| I've spent 10 years writing security critical C code. There's no problem writing secure code in C. You just have to stop being clever and prioritize security above "speed". Your code will probably be fast enough anyway. If it's too slow, then you probably have an issue with which algorithm/data structure you chose and would have had the same issue in another language. The biggest issue I have with C today is that you can't trust that your compiler actually generates code that is 1:1 with what you wrote. I'm not talking about UB here, your compiler can actually remove code/checks even though you don't invoke UB. Then we have UB, I think UB should be removed from the spec completely.
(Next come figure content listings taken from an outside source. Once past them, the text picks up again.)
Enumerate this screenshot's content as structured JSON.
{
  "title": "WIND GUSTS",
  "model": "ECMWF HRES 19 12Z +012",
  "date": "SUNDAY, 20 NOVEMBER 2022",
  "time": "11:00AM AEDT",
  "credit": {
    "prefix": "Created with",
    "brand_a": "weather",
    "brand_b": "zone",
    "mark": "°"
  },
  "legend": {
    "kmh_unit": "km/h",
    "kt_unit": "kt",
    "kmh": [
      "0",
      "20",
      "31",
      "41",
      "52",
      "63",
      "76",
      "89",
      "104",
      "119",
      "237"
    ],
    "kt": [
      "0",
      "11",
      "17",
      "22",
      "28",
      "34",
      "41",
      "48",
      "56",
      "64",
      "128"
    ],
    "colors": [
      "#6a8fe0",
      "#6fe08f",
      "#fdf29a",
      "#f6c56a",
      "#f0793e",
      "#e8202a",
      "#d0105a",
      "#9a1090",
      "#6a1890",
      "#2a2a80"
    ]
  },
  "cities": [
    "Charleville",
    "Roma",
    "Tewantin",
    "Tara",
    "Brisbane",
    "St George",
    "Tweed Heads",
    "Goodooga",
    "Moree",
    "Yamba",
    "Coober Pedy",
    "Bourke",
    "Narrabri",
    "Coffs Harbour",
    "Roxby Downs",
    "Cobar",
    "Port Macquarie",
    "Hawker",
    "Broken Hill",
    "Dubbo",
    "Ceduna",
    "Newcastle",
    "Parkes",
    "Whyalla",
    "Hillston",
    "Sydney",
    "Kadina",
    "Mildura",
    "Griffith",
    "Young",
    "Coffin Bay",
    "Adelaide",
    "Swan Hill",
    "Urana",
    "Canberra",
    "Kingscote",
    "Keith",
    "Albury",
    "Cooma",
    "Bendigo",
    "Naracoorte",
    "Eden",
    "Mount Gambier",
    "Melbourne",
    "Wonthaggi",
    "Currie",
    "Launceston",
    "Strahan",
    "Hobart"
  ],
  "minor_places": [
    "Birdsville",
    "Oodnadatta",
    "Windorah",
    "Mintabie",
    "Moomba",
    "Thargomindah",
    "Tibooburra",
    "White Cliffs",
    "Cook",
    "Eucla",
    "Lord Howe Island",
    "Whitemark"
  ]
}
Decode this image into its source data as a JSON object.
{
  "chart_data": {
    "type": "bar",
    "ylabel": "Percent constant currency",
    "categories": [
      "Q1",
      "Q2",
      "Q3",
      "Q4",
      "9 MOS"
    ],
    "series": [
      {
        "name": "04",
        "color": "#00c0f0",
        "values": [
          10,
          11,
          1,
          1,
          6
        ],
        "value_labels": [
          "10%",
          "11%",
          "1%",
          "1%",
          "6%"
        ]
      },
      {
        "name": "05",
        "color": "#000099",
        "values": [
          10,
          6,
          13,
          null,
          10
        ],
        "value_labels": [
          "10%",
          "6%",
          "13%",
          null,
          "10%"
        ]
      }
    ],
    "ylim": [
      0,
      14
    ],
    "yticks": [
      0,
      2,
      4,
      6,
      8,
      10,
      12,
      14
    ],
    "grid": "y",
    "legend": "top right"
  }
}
There probably was a point in time when leaving stuff as UB was the best option, but today speed is seldom the problem, correctness is. I no longer work as a C programmer, but I still love the language and I really enjoy writing C code, but I really would like to get rid of UB and have a compiler I can trust to generate code even when I turn on optimizations, and having optimizations off is not an option either, since it can generate broken code as well, so... |
Especially when you add this line, you're telling me that what you want is not to program in C but to program in a language which differs from C not in syntax but in semantics, and in otherwise vaguely undefined terms [1] there. And you're mad that compilers implement C instead of your not-C.
I find claims that you can safely write secure code in C hard to believe when you marry them with complaints about compilers not implementing not-C correctly. Especially given that virtually every new sanitizer and static analysis tool to find issues in C code manages to turn up issues in code that is rigorously tested to make sure it passes every known prior tool (e.g., SQLite).
[1] From prior experience, this tends to be best distilled as "the compiler must read the programmer's mind."